Conflicts between the innovators and generic companies have increased to a great extent and the latest example of the same is the one between Novartis and Merck-Glenmark. These conflicts came into picture when Mylan filed an Abbreviated New Drug Application (ANDA) for the generic version of Copaxone which is produced by Teva pharmaceuticals and accounts for 50% of the company’s profit. Initially, Teva’s patent was declared valid by the court but later on the court declared it invalid. This judgment opened doors for other generic companies as well. As a result of this, the companies designing novel drugs are a facing a stiff competition from the generic drug making companies.
Such issues have become very common in developed countries like Europe and the US and now are finding place in India as well. In India, procedure of patent grant is not only limited to filing of patent application but it also includes testing of the drugs according to Indian Patent law on regular basis as followed in other developed countries. Many a times a patent fails at Indian Patent Law but it gets protection in western countries, some of such cases are the patent for the anti-cancer drug geftinib, anti-HIV drugs such as ritonavir, the combination drug Caudet, nevirapine,lopinavir, valgancyclovir, insulin, etc.

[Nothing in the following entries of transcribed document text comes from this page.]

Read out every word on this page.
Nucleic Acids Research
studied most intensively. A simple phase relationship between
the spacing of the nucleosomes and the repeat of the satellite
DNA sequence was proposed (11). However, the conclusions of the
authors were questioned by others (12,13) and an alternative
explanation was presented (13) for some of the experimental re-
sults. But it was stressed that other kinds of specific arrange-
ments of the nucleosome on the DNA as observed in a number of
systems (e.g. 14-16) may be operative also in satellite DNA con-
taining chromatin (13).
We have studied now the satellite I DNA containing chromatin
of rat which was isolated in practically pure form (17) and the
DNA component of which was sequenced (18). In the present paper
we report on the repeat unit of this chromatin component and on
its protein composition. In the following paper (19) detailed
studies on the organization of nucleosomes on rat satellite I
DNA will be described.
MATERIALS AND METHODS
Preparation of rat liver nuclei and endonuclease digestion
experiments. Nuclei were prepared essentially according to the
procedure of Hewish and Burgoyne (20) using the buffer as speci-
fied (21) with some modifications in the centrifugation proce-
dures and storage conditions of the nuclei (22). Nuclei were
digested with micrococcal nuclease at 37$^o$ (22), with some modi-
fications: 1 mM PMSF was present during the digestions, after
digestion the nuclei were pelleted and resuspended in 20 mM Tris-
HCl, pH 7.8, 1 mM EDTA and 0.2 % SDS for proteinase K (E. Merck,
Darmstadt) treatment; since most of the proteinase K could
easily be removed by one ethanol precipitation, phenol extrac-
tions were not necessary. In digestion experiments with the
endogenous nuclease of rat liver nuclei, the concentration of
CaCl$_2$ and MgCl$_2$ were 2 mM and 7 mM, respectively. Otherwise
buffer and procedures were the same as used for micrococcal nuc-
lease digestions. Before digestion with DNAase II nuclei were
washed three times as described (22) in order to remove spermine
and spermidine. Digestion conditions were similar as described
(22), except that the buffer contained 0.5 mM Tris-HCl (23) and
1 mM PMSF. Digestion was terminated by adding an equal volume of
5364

For granting a patent, it is analyzed that how well is the content in the patent application under consideration. This determines the extent of protection that would be provided to the drug. When seen from a long term perspective, such a patent war would lead to adequate protection of patentees’ rights and provide benefits of cost and accessibility to consumers and hence would lead to an evolution and development in drug industry.